XUnit-style testing frameworks provide many benefits for students. They make it easier to write and execute operational tests on individual classes and methods. Once written, XUnit-style tests are completely automated. As a result, they completely automate regression testing, so that students can re-run all their tests each time they add some new code or modify a feature. When students are encouraged to write their tests as they go--"write a little test, write a little code"--tests give students greater confidence that the code they have written so far works as intended.

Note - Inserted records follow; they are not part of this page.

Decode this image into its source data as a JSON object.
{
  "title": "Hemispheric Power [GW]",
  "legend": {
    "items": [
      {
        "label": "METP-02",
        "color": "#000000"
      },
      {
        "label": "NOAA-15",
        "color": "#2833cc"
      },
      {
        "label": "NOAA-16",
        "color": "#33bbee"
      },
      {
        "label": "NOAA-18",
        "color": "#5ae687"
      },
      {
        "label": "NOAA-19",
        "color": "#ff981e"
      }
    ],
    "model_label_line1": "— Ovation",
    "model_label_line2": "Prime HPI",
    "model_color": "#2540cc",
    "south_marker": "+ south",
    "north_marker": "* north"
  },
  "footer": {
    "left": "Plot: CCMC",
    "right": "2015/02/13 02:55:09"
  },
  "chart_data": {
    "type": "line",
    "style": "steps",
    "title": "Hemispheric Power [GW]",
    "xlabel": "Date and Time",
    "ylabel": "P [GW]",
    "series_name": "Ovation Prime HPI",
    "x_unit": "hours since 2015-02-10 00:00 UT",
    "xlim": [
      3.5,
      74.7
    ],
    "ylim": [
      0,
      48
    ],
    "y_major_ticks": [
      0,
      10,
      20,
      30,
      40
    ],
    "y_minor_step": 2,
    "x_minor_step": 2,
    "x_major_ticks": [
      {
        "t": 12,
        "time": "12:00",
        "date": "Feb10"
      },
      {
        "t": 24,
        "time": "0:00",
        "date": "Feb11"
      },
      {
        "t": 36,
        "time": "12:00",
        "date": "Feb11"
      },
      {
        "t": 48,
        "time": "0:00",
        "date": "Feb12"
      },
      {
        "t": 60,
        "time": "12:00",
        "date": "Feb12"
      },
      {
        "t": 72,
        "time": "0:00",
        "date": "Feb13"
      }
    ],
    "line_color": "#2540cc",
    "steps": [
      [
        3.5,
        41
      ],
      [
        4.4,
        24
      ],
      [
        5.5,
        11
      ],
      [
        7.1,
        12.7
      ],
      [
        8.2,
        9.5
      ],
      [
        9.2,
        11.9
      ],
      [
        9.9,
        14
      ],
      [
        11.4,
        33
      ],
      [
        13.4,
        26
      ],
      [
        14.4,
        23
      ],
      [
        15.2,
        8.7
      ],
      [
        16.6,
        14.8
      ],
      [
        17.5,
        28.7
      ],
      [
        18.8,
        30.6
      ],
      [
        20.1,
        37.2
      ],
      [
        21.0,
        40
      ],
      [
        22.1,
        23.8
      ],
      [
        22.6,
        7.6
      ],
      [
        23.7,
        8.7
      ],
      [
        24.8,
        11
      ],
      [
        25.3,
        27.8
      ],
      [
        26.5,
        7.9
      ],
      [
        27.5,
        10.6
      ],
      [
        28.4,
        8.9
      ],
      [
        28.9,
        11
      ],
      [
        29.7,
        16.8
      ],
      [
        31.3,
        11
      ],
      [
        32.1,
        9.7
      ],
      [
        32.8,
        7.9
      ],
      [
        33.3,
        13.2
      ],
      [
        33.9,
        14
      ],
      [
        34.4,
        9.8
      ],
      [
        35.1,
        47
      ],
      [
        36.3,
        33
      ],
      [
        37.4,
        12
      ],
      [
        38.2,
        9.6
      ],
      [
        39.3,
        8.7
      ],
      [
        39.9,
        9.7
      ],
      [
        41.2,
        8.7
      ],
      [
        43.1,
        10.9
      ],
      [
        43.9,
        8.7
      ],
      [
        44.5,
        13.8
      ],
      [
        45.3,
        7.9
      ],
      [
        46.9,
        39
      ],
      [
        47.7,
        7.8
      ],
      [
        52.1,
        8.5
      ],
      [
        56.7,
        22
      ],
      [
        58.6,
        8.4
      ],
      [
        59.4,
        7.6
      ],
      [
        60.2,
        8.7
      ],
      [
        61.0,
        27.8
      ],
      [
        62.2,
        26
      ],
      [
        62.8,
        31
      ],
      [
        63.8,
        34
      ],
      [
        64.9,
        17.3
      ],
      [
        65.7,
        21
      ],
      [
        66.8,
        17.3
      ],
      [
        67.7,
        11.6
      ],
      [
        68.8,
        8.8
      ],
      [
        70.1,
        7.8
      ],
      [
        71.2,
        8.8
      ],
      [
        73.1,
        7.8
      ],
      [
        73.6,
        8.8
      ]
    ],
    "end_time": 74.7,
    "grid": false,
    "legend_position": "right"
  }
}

It also gives students a better feel for how much they have completed vs. how much remains to be done, and gives students greater confidence when they repair or modify code that is already working. Finally, when students write tests this way, it siginificantly reduces or prevents big bang integration problems, since each method has been tested in isolation before classes are assembled into larger structures. In perception surveys, students report that they see these benefits themselves, and prefer to use such techniques even when they are not required in class (once they have been exposed, that is) [Edwards03b].
CxxTest provides a useful vehicle for obtaining these benefits in class when students are programming in C++. The same tools can also be used on Resolve/C++ code with no real modification needed. Further, tool support--like Eclipse's CDT and Virginia Tech's CxxTest support for students--can also be used on Resolve/C++ programs with no modification. While this leaves some cosmetic issues unaddressed, it points in a promising direction away from simple text-based test driver programs as a way to teach students about software testing, as well as introducing software testing practices into more and more Resolve/C++ class activities.